Constellation Creation Start the game by pointing out one of the well-known constellations to the group, and then tell the mythological story behind it. Then, have everyone take turns making up new constellations and stories to go with them. For a tricky twist, have each constellation's story build off of the last one told.
Shave Mr. Balloon-face Everyone participating will need a balloon and a permanent marker. Everyone should blow up their balloon as full as possible. Participants will then draw on their balloon to give it a face. Apply shaving cream to the balloon's cheeks and chin, and use a plastic knife or safety razor to shave with. Start the race, and the first person to shave Mr. Balloon-face without popping him is the winner. Make this even more risky (and fun) by shaving water balloons!
Tree Hugging Split the group into pairs. Each pair chooses one person to be blindfolded, and one person to be the guide. The guide leads their partner in a roundabout way to a tree (maybe having them duck under imaginary fences, jump over imaginary streams, etc.). At the tree, the blindfolded partner inspects the tree (with the blindfold still on). You can hug the tree, trace its bark with your fingers, touch the ground and roots, and touch the branches and leaves - anything you want without looking. The guide then leads the blindfolded partner back (again in a roundabout way) to the starting point. Then the blindfolded partner takes off the blindfold and tries to find the correct tree.
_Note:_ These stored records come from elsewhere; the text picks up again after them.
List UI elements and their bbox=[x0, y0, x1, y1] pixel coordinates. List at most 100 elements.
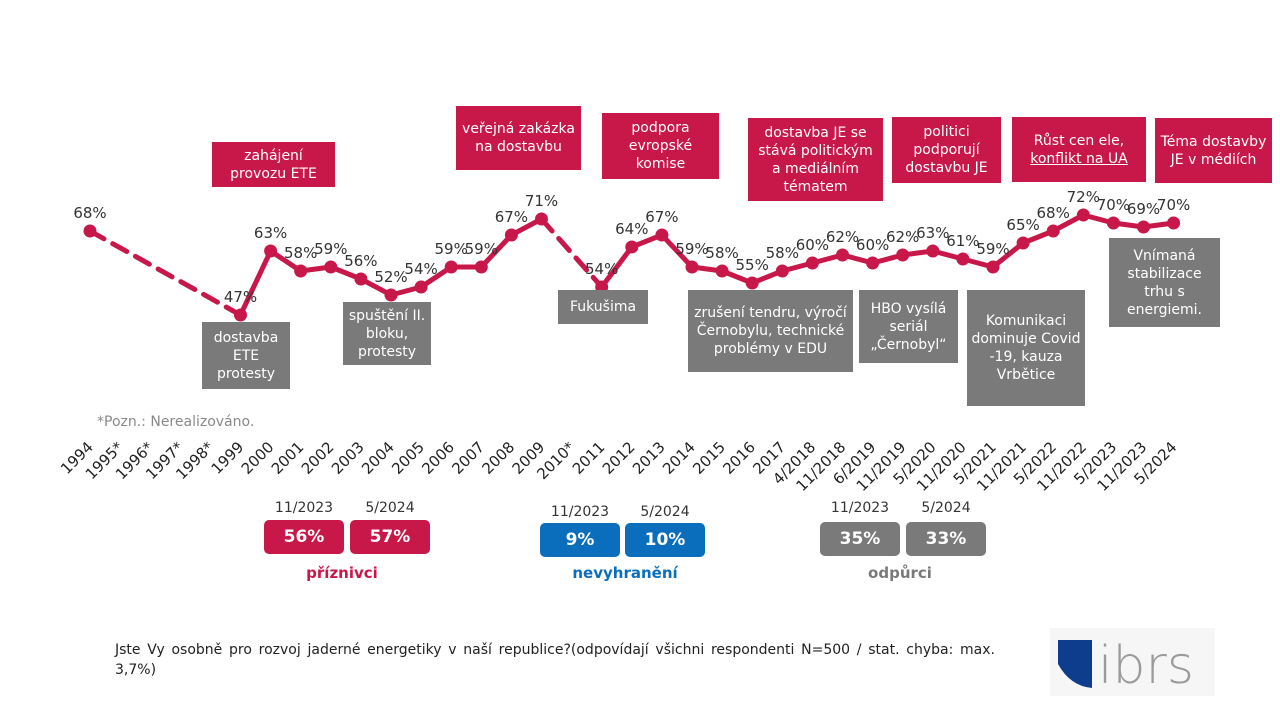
series-segment bbox=[87, 228, 243, 318]
data-label: 58% bbox=[284, 244, 317, 262]
data-label: 65% bbox=[1006, 216, 1039, 234]
data-point bbox=[234, 308, 247, 322]
x-tick-label: 2001 bbox=[268, 438, 308, 478]
data-point bbox=[324, 260, 338, 274]
data-point bbox=[294, 264, 308, 278]
data-point bbox=[1076, 208, 1090, 222]
summary-value-a: 35% bbox=[820, 522, 900, 556]
data-label: 63% bbox=[916, 224, 949, 242]
data-point bbox=[444, 260, 458, 274]
x-tick-label: 2011 bbox=[569, 438, 609, 478]
data-label: 52% bbox=[374, 268, 407, 286]
series-segment bbox=[539, 216, 605, 290]
annotation-energy-prices: Růst cen ele, konflikt na UA bbox=[1012, 117, 1146, 182]
data-label: 56% bbox=[344, 252, 377, 270]
data-label: 70% bbox=[1097, 196, 1130, 214]
data-label: 59% bbox=[976, 240, 1009, 258]
logo-graphic: ibrs bbox=[1058, 636, 1194, 696]
x-tick-labels: 19941995*1996*1997*1998*1999200020012002… bbox=[57, 438, 1180, 495]
data-point bbox=[83, 224, 97, 238]
data-label: 71% bbox=[525, 192, 558, 210]
data-point bbox=[655, 228, 669, 242]
annotation-media-topic: Téma dostavby JE v médiích bbox=[1155, 118, 1272, 183]
series-points bbox=[83, 208, 1181, 322]
data-point bbox=[956, 252, 970, 266]
data-label: 54% bbox=[585, 260, 618, 278]
data-label: 58% bbox=[766, 244, 799, 262]
data-label: 69% bbox=[1127, 200, 1160, 218]
x-tick-label: 2004 bbox=[358, 438, 398, 478]
data-label: 61% bbox=[946, 232, 979, 250]
data-label: 47% bbox=[224, 288, 257, 306]
summary-group-label: nevyhranění bbox=[572, 564, 678, 582]
data-point bbox=[1046, 224, 1060, 238]
summary-value-a: 9% bbox=[540, 523, 620, 557]
summary-group-label: odpůrci bbox=[868, 564, 932, 582]
summary-period-a: 11/2023 bbox=[830, 500, 890, 516]
annotation-tender-cancelled: zrušení tendru, výročí Černobylu, techni… bbox=[688, 290, 853, 372]
annotation-hbo-chernobyl: HBO vysílá seriál „Černobyl“ bbox=[859, 290, 958, 363]
summary-period-a: 11/2023 bbox=[550, 504, 610, 520]
series-segment bbox=[238, 248, 274, 318]
x-tick-label: 2016 bbox=[719, 438, 759, 478]
data-point bbox=[866, 256, 880, 270]
data-point bbox=[1167, 216, 1181, 230]
data-label: 62% bbox=[826, 228, 859, 246]
data-label: 72% bbox=[1067, 188, 1100, 206]
data-point bbox=[384, 288, 398, 302]
data-label: 54% bbox=[404, 260, 437, 278]
survey-question: Jste Vy osobně pro rozvoj jaderné energe… bbox=[115, 642, 995, 678]
data-label: 60% bbox=[856, 236, 889, 254]
data-point bbox=[1106, 216, 1120, 230]
data-point bbox=[354, 272, 368, 286]
annotation-stabilization: Vnímaná stabilizace trhu s energiemi. bbox=[1109, 238, 1220, 327]
data-point bbox=[775, 264, 789, 278]
data-point bbox=[926, 244, 940, 258]
x-tick-label: 2006 bbox=[418, 438, 458, 478]
summary-value-a: 56% bbox=[264, 520, 344, 554]
ibrs-logo: ibrs bbox=[1050, 628, 1215, 696]
summary-period-b: 5/2024 bbox=[921, 500, 971, 516]
x-tick-label: 2012 bbox=[599, 438, 639, 478]
data-point bbox=[805, 256, 819, 270]
data-label: 59% bbox=[675, 240, 708, 258]
data-point bbox=[896, 248, 910, 262]
data-point bbox=[474, 260, 488, 274]
summary-period-b: 5/2024 bbox=[365, 500, 415, 516]
annotation-energy-prices-text: Růst cen ele, konflikt na UA bbox=[1030, 132, 1128, 167]
summary-group-label: příznivci bbox=[306, 564, 378, 582]
summary-period-a: 11/2023 bbox=[274, 500, 334, 516]
data-point bbox=[504, 228, 518, 242]
data-point bbox=[264, 244, 278, 258]
x-tick-label: 2014 bbox=[659, 438, 699, 478]
x-tick-label: 2007 bbox=[448, 438, 488, 478]
data-label: 68% bbox=[73, 204, 106, 222]
data-label: 60% bbox=[796, 236, 829, 254]
x-tick-label: 2005 bbox=[388, 438, 428, 478]
data-label: 68% bbox=[1037, 204, 1070, 222]
footnote: *Pozn.: Nerealizováno. bbox=[97, 414, 255, 430]
annotation-ete-start: zahájení provozu ETE bbox=[212, 142, 335, 187]
data-label: 59% bbox=[465, 240, 498, 258]
x-tick-label: 2013 bbox=[629, 438, 669, 478]
data-label: 59% bbox=[435, 240, 468, 258]
value-labels: 68%47%63%58%59%56%52%54%59%59%67%71%54%6… bbox=[73, 188, 1190, 306]
x-tick-label: 1999 bbox=[208, 438, 248, 478]
annotation-ete-protests: dostavba ETE protesty bbox=[202, 322, 290, 389]
data-point bbox=[625, 240, 639, 254]
data-label: 64% bbox=[615, 220, 648, 238]
x-tick-label: 2015 bbox=[689, 438, 729, 478]
summary-value-b: 10% bbox=[625, 523, 705, 557]
summary-value-b: 33% bbox=[906, 522, 986, 556]
data-point bbox=[986, 260, 1000, 274]
annotation-tender: veřejná zakázka na dostavbu bbox=[456, 106, 581, 170]
data-label: 67% bbox=[495, 208, 528, 226]
series-segment bbox=[478, 232, 514, 270]
data-point bbox=[1137, 220, 1150, 234]
data-point bbox=[715, 264, 729, 278]
annotation-political-topic: dostavba JE se stává politickým a mediál… bbox=[748, 118, 883, 201]
data-label: 58% bbox=[705, 244, 738, 262]
series-segment bbox=[599, 244, 635, 290]
svg-text:ibrs: ibrs bbox=[1098, 636, 1194, 696]
series-segment bbox=[659, 232, 695, 270]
Frisbee Golf This game is best played in a large, open field. (Each person will need one Frisbee.) Choose around six or seven objects as targets for your golf "holes." Players will then take turns tossing their Frisbees toward the target. Keep track of how many throws it takes to hit the target. The player with the fewest throws at the end wins.
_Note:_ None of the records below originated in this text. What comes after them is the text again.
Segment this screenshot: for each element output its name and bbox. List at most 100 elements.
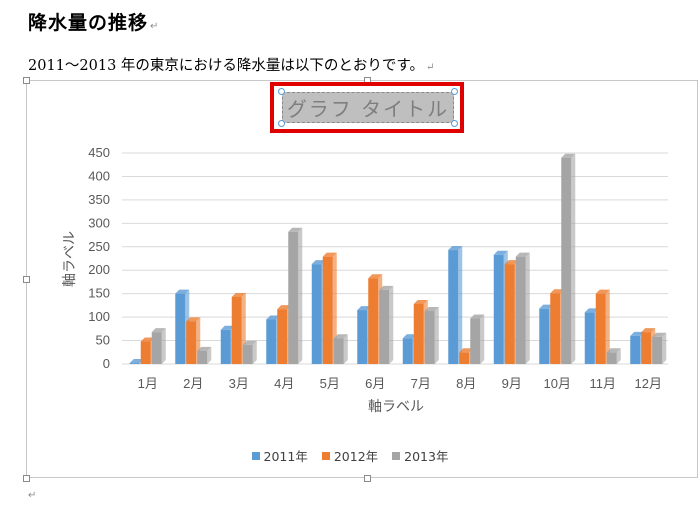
legend-item[interactable]: 2013年 (392, 446, 448, 465)
bar (595, 293, 606, 364)
x-tick-label: 9月 (502, 376, 522, 391)
bar-top (129, 359, 144, 364)
bar-top (140, 337, 155, 342)
bar-top (288, 227, 303, 232)
bar (515, 256, 526, 364)
bar (448, 250, 459, 364)
y-tick-label: 100 (88, 309, 110, 324)
bar-top (515, 252, 530, 257)
chart-title-frame[interactable] (282, 92, 454, 123)
bar-side (480, 314, 485, 364)
bar-side (605, 289, 610, 364)
bar-top (266, 315, 281, 320)
bar-top (448, 246, 463, 251)
title-handle-top-left[interactable] (278, 88, 285, 95)
bar (402, 338, 413, 364)
resize-handle-bottom[interactable] (364, 475, 371, 482)
title-handle-bottom-right[interactable] (451, 120, 458, 127)
bar (459, 352, 470, 364)
bar-top (357, 306, 372, 311)
x-tick-label: 10月 (544, 376, 571, 391)
y-tick-label: 400 (88, 168, 110, 183)
legend-label: 2011年 (263, 449, 308, 464)
paragraph-mark: ↵ (28, 490, 37, 501)
y-tick-label: 200 (88, 262, 110, 277)
bar-top (550, 289, 565, 294)
bar (129, 363, 140, 364)
bar (630, 335, 641, 364)
bar-top (277, 305, 292, 310)
bar (266, 319, 277, 364)
bar (539, 308, 550, 364)
page-heading: 降水量の推移 ↵ (28, 8, 159, 35)
title-handle-top-right[interactable] (451, 88, 458, 95)
legend-swatch (321, 451, 330, 460)
bar-top (175, 289, 190, 294)
bar (175, 293, 186, 364)
legend-label: 2013年 (404, 449, 449, 464)
bar-top (459, 348, 474, 353)
bar-side (616, 348, 621, 364)
bar (584, 312, 595, 364)
bar (470, 318, 481, 364)
bar-top (186, 317, 201, 322)
bar (231, 296, 242, 364)
y-tick-label: 300 (88, 215, 110, 230)
bar (322, 256, 333, 364)
bar-top (333, 334, 348, 339)
bar (288, 231, 299, 364)
bar-top (402, 334, 417, 339)
bar-side (434, 307, 439, 364)
y-tick-label: 250 (88, 239, 110, 254)
bar (424, 311, 435, 364)
bar-top (379, 285, 394, 290)
bar (379, 289, 390, 364)
resize-handle-top-left[interactable] (23, 77, 30, 84)
bar-side (525, 252, 530, 364)
x-tick-label: 2月 (183, 376, 203, 391)
bar (197, 350, 208, 364)
bar-top (413, 299, 428, 304)
x-tick-label: 8月 (456, 376, 476, 391)
title-handle-bottom-left[interactable] (278, 120, 285, 127)
chart-title[interactable]: グラフ タイトル (286, 97, 450, 121)
legend-item[interactable]: 2011年 (251, 446, 308, 465)
bar-side (662, 332, 667, 364)
resize-handle-bottom-left[interactable] (23, 475, 30, 482)
resize-handle-left[interactable] (23, 276, 30, 283)
bar-top (493, 250, 508, 255)
body-paragraph[interactable]: 2011～2013 年の東京における降水量は以下のとおりです。 ↵ (28, 54, 434, 75)
bar-side (458, 246, 463, 364)
bar (333, 338, 344, 364)
legend-item[interactable]: 2012年 (321, 446, 379, 465)
legend-swatch (392, 451, 401, 460)
bar (641, 332, 652, 364)
y-tick-label: 150 (88, 286, 110, 301)
legend-label: 2012年 (333, 449, 379, 464)
bar-top (311, 260, 326, 265)
x-tick-label: 12月 (635, 376, 662, 391)
bar (357, 310, 368, 364)
x-tick-label: 1月 (138, 376, 158, 391)
bar (550, 293, 561, 364)
bar-top (584, 308, 599, 313)
paragraph-text: 2011～2013 年の東京における降水量は以下のとおりです。 (28, 58, 424, 74)
bar-side (571, 153, 576, 364)
bar (504, 264, 515, 364)
bar-top (470, 314, 485, 319)
bar-top (561, 153, 576, 158)
chart-legend[interactable]: 2011年 2012年 2013年 (0, 446, 700, 465)
bar (311, 264, 322, 364)
x-tick-label: 11月 (590, 376, 617, 391)
y-tick-label: 0 (103, 356, 110, 371)
heading-text: 降水量の推移 (28, 12, 149, 34)
bar-top (595, 289, 610, 294)
x-tick-label: 7月 (411, 376, 431, 391)
bar (493, 254, 504, 364)
bar-top (242, 340, 257, 345)
y-tick-label: 50 (96, 333, 110, 348)
bar-side (161, 328, 166, 364)
bar-top (652, 332, 667, 337)
x-tick-label: 4月 (274, 376, 294, 391)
Memorable Moment Start off the game by telling your child three things that happened throughout your day. Then, have your child try to guess which one was most exciting for you, and why. After he or she has guessed, tell your child which event was more exciting for you than the other two and why. Next, it's your child's turn to think up three events, and your turn to guess. Your child will enjoy sharing, and you will learn at least three things he or she did that day.
Smarter Than . . . Who? This is a game you can save for the beginning of the school year! Ask your children to quiz you on the things they learned at school that day. For example, if your student is studying world history, they may ask you, "When was the Magna Carta signed?" You answer, and they will tell you if you are correct. Then let them ask another question. By the end of the game, your children will feel proud of all that they've learned (and extra proud when they stump you!), and you will have a little glimpse into what they are learning at school.
Road Trip Games
The Car Next Door Come up with stories about the people in the other cars on the road. Pick a car and glance at its passengers. Then have everyone take a turn telling something about the life of the people in the "car next door."
Animal Battle Everyone gets to create an animal by combining two real or imaginary creatures. For example - a snonkey (snake-monkey), an elephino (elephant-rhinoceros), or a unifly (unicorn-butterfly). Then, everyone in the car takes turns defending why their animal would win in a battle against the other imagined animals. Include rules against graphic descriptions to keep it light and fun.
Who Am I? One person thinks of a person, place, or thing that everyone in the car can recognize. The person thinking of the subject will give one clue at a time. For example:
- I am bigger than a horse
- I live in water
- I was in a movie
After each clue, anyone can guess. The first person to guess the person, place, or thing is then "it" and gets to think up the next subject.